- For consumers, the impact of a merged Hewlett-Packard and Compaq may not be immediate, analysts say. However, the long-range impact, could mean fewer choices and higher prices the next time you shop for a PC or a handheld computer.
Carly Fiorina, current HP chief executive officer and future chief of the new merged company, says the company's success depends in large part on its ability to serve large corporations -- not consumers.
However, Michael Capellas, chairman and CEO at Compaq and future president of the combined company, is quick to point out that consumers will remain an important part of the company's focus.
"We are clearly going to remain the product of choice for consumers. We will continue to innovate for consumers whether it be digital handhelds, next-generation wireless devices, or imaging products, and digital music," Capellas says.
Capellas was short on specifics, however, regarding the fate of Compaq's Presario brand PCs and its iPaq line of handheld computers, which compete directly with HP brands -- particularly in retail.
One thing is clear about the merger, according to Roger Kay, analyst with market research firm IDC.
"What's created is a retail behemoth," Kay says.
Together, the two firms will dominate the retail channel in front of Apple Computers, eMachine, and Sony Computers. In the short run, however, consumers won't see a major shift in focus by HP.
Kay says it may take years for the merger dust to settle. The likely result is fewer Compaq and HP brands at the low end.
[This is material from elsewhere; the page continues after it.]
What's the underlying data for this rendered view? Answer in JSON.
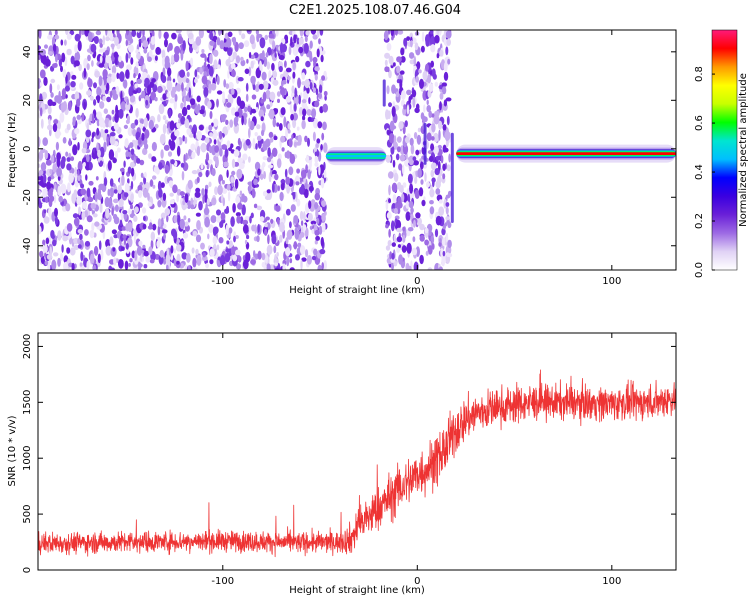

"Both their product portfolios are very similar. HP can't afford to support both," he says.
Chief among redundant brands are HP's Pavilion and Compaq's Presario lines of consumer PCs and HP's Jornada and Compaq's iPaq handheld computers.
Mark Margevicius, research analyst with Gartner, expects Compaq's brand to exit retail shelves and become HP's business-class PC. HP-labelled PCs will likely be pushed as the consumer brand, he says.
Unfortunately for consumers, the likely result of fewer competitors in the market is flat or rising PC prices, says IDC analyst Anne Bui.
With fewer choices on retail shelves the next time you go shopping for a PC you may find less choice and higher prices, she says.
Another area to watch: product quality and customer service.
HP's services could nosedive if the merger doesn't go as planned, says Bob Sutherland, analyst with Technology Business Research. Sutherland, like many other experts, is scratching his head trying to figure out why HP wants to buy Compaq, given the similarities between the two companies.
If HP can't turn itself around fiscally then customers will feel the impact of a struggling firm in the form of diminished customer satisfaction and weak technology.
"The merger won't help if HP continues to loose money," Sutherland says.
HP's assimilation of Compaq will have little if any impact on its competitors, say analysts.
"Dell is going to continue to set the price standard and Hewlett-Packard and others are still going to have to compete," says Stephen Lane, analyst with the Aberdeen Group.
"As long as PCs are a commodity, companies will compete on price," He says.
In the short term, competitors such as Dell and IBM will be "gleeful" as HP is distracted by the arduous task of digesting Compaq.
Compaq lost $279 million in its most recent quarter. Meanwhile HP's profits are down 89% from a year ago. Obviously, executives hope the combined company will be in a better position to compete and find profits.
Currently HP is the world's number three PC maker; Compaq is number two. Executives say the combination will be bigger than Dell Computer and IBM.
A merged HP and Compaq will hold a dominant share in the server, printer, and storage markets. HP will also claim a staggering 70% of the consumer PC market in the United States, according to Bancorp Piper Jaffray.
Sutherland says it's unclear how HP plans to cut enough costs to compete with the ultra-efficient Dell. The company has already said it will lay off 15,000 employees --10% of its combined workforce.
The merger is occurring at a turbulent crossroads in the computer industry. PC shipments are down across the world, according to IDC. PC shipments fell 8.1% from a year earlier and dropped 1.3% from the first quarter of 2001. Analysts point to a saturated PC market and slumping worldwide economy as key reasons for the decrease.